Esther Samboh, Jakarta – Bank Indonesia (BI) will issue a regulation limiting ownership in local banks next month before proceeding with a formal review of planned acquisitions of Indonesian lenders, including the high-profile US$7.2 billion DBS Holdings Group's takeover of the nation's sixth largest lender Bank Danamon.
The rule will still allow financial institutions, which are considered highly regulated, to own majority stakes in domestic banks.
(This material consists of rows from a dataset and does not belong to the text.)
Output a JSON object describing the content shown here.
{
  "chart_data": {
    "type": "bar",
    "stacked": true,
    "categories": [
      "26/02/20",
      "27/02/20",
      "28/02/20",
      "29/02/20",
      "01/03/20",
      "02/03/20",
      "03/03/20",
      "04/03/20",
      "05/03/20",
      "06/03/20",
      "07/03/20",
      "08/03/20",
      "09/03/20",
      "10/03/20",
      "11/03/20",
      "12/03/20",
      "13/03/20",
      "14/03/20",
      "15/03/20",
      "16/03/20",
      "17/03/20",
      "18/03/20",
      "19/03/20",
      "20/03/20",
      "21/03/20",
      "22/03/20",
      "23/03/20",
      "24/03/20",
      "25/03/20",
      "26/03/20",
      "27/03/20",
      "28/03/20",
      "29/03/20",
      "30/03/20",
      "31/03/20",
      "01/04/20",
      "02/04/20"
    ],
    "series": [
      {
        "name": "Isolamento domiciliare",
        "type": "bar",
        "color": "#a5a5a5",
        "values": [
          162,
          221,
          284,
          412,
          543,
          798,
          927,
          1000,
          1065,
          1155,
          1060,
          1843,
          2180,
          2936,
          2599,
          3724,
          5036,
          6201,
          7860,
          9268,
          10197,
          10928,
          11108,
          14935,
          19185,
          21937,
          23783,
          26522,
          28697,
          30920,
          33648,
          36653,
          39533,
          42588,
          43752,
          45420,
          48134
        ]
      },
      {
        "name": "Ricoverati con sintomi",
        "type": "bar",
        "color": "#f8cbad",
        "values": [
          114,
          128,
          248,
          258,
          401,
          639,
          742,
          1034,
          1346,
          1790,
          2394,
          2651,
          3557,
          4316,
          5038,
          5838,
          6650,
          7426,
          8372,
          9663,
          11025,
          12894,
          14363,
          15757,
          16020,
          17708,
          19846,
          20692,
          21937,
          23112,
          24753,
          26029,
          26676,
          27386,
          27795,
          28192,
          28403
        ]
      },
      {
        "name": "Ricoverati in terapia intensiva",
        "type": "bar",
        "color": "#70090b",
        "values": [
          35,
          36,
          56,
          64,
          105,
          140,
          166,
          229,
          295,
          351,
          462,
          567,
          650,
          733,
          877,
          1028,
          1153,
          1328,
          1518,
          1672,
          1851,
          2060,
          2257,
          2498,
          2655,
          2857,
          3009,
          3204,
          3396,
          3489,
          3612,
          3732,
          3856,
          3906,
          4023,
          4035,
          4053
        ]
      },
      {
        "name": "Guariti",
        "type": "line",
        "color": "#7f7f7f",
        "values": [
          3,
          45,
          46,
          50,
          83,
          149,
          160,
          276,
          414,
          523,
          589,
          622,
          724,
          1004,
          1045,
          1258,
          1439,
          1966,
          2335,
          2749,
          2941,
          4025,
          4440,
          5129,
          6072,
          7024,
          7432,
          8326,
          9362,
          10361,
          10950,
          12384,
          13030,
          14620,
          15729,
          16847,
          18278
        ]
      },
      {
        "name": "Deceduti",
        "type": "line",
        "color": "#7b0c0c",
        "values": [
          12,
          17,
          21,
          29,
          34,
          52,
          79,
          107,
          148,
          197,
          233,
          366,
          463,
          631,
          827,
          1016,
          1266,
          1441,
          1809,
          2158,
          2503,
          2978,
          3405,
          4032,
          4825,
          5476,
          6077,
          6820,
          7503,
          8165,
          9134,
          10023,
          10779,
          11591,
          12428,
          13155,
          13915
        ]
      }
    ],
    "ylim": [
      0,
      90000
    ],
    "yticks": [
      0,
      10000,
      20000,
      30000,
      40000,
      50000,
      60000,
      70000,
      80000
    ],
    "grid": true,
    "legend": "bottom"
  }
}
But for unsupervised investors outside of the financial sector, an ownership cap would be imposed, BI Governor Darmin Nasution said on Friday without disclosing details.
It would also include a set of requirements to run a bank here, including requiring multiple licenses for different banking services, Darmin added.
Indonesian banks have been facing difficulties operating overseas, while foreign investors are allowed to own up to a 99 percent stake in local banks – a regulation made in the aftermath of 1997/1998 crisis to spur growth in the financial sector.
"I have talked with the Monetary Authority of Singapore [MAS] in Washington. I have said that we will process the Danamon-DBS [deal] after finishing the regulation on the ownership cap. That also applies to other investors," Darmin told reporters. "We also talked about reciprocity issues."
"The regulation is for prudential purposes, without any intention to limit foreign investors. The regulation also applies to both domestic and foreign banks."
DBS spokeswoman Karen Ngui declined to comment on Darmin's statements when contacted by The Jakarta Post.
At least three foreign banks halted their plans to acquire local banks last year while awaiting the upcoming ownership rules, including Malaysia's Bank Affin's and RHB Capital's plans for Bank Ina Perdana and Bank Mestika Dharma, respectively, as well as China Construction Bank's plan for Bank Maspion.
Banks in Indonesia have seen increased interest from local and foreign investors as they continue to show resilience and have become among the most profitable banks in Southeast Asia with capital strength well above international requirements.
That has encouraged BI to ensure good governance in the banking sector by having as many shareholders as possible, after seeing local banks turning into the subjects of fraud with high-profile embezzlement scandals at Citibank and Bank Mega, as well as the alleged massive fraud carried out by the owners of Bank Century.
"Risks could be diversified with many shareholders," banking expert Paul Sutaryono told the Post.
The momentum is right for BI to enforce the new rules, as well as to call for reciprocal treatment from banking regulators overseas to ease local banks' expansion outside the country, because with the promising prospects of Indonesia's banking sector, the rules have been too relaxed here, some observers have said.
"The DBS acquisition of Danamon is good momentum to be used for BI's bargaining position relative Singapore's central bank," Paul said.
Danamon shares tumbled 6.35 percent, the most in six months, to Rp 5,900 apiece on Friday's close as investors feared that the takeover would be terminated, cancelling previous expectations of benefiting from the DBS offer to buy stakes at Rp 7,000 a share.
DBS announced a plan earlier this month to acquire a 67.37 percent stake in Danamon and purchase the remaining stock in cash to own 99 percent of Danamon.